Sunday, March 20, 2011

To Fight Terror With Terror

             If the U.S. has pledged itself, or at least quite a few of our presidents have sworn, to fight terrorism wherever it is then shouldn't we also focus on our home? There are few reports of home terrorism but that doesn't mean it isn't there. Not only that but to fight terrorism elsewhere the U.S. has used very brutal methods in return. Can't that be considered terrorism as well?
            Using probable cause as justification for incarcerating many people and some suspected terrorists the american government put them in Guantanamo Bay Prison. There they suffered various acts of torture by U.S. soldiers and guards. In a segment of a book I read by Noam Chomsky called Hopes and Prospects said that (I'm paraphrasing here) the torturers where supposed to find a connection between the suspected terrorists and a terrorist organization, and the less they came up with the more they needed to find that non-existent connection.
            In fact the government has tried to justify their use of torture with the Torture Memos which provide arguments for the use of torture.
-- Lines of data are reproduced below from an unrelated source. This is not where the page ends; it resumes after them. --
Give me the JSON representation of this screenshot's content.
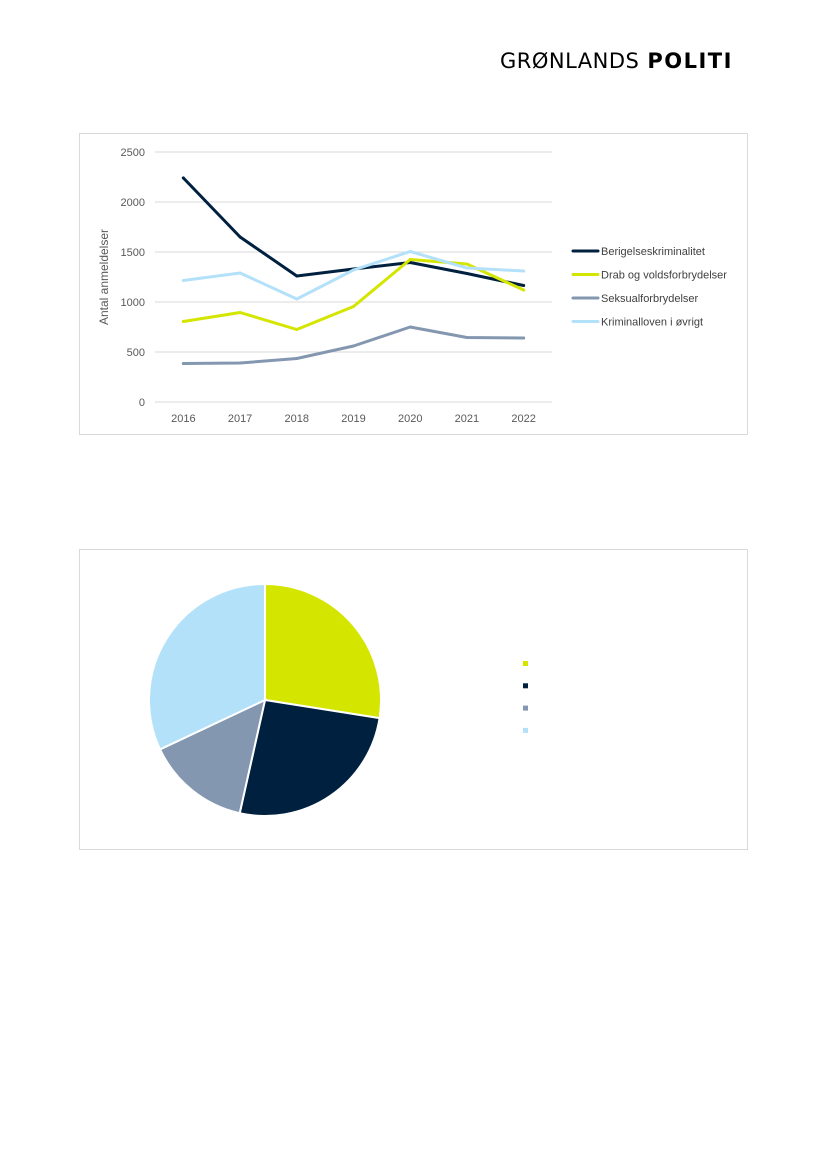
{
  "header": {
    "logo_text_thin": "GRØNLANDS",
    "logo_text_bold": "POLITI"
  },
  "chart_data": [
    {
      "type": "line",
      "title": "",
      "xlabel": "",
      "ylabel": "Antal anmeldelser",
      "x": [
        "2016",
        "2017",
        "2018",
        "2019",
        "2020",
        "2021",
        "2022"
      ],
      "ylim": [
        0,
        2500
      ],
      "yticks": [
        0,
        500,
        1000,
        1500,
        2000,
        2500
      ],
      "grid": true,
      "legend_position": "right",
      "series": [
        {
          "name": "Berigelseskriminalitet",
          "color": "#00203f",
          "values": [
            2240,
            1650,
            1260,
            1330,
            1395,
            1285,
            1165
          ]
        },
        {
          "name": "Drab og voldsforbrydelser",
          "color": "#d4e600",
          "values": [
            805,
            895,
            725,
            955,
            1425,
            1380,
            1120
          ]
        },
        {
          "name": "Seksualforbrydelser",
          "color": "#8497b0",
          "values": [
            385,
            390,
            435,
            560,
            750,
            645,
            640
          ]
        },
        {
          "name": "Kriminalloven i øvrigt",
          "color": "#b4e1fa",
          "values": [
            1215,
            1290,
            1030,
            1320,
            1505,
            1340,
            1310
          ]
        }
      ]
    },
    {
      "type": "pie",
      "title": "",
      "legend_position": "right",
      "slices": [
        {
          "name": "",
          "value": 27.5,
          "color": "#d4e600"
        },
        {
          "name": "",
          "value": 26.0,
          "color": "#00203f"
        },
        {
          "name": "",
          "value": 14.5,
          "color": "#8497b0"
        },
        {
          "name": "",
          "value": 32.0,
          "color": "#b4e1fa"
        }
      ]
    }
  ]
}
America has, even if not openly, committed war crimes and suppressed its own citizens with laws that restrict civil liberties such as the Patriot Act of 2006. If the United States commits itself to a war on terror ti should use different methods than those of the terrorists themselves because then what is America? Does the end justify the means?

1 comment:

  1. Olivia, An interesting topic here (and I am a huge Chomsky fan, having heard him speak on a few occasions). It'd be nice, though, to focus your readers' attention on specific example -- a textual citation rather than a paraphrase, a quote from torture memos, etc. Perhaps the recent Obama administration decision NOT to close Gitmo would help anchor your points in a contemporary context.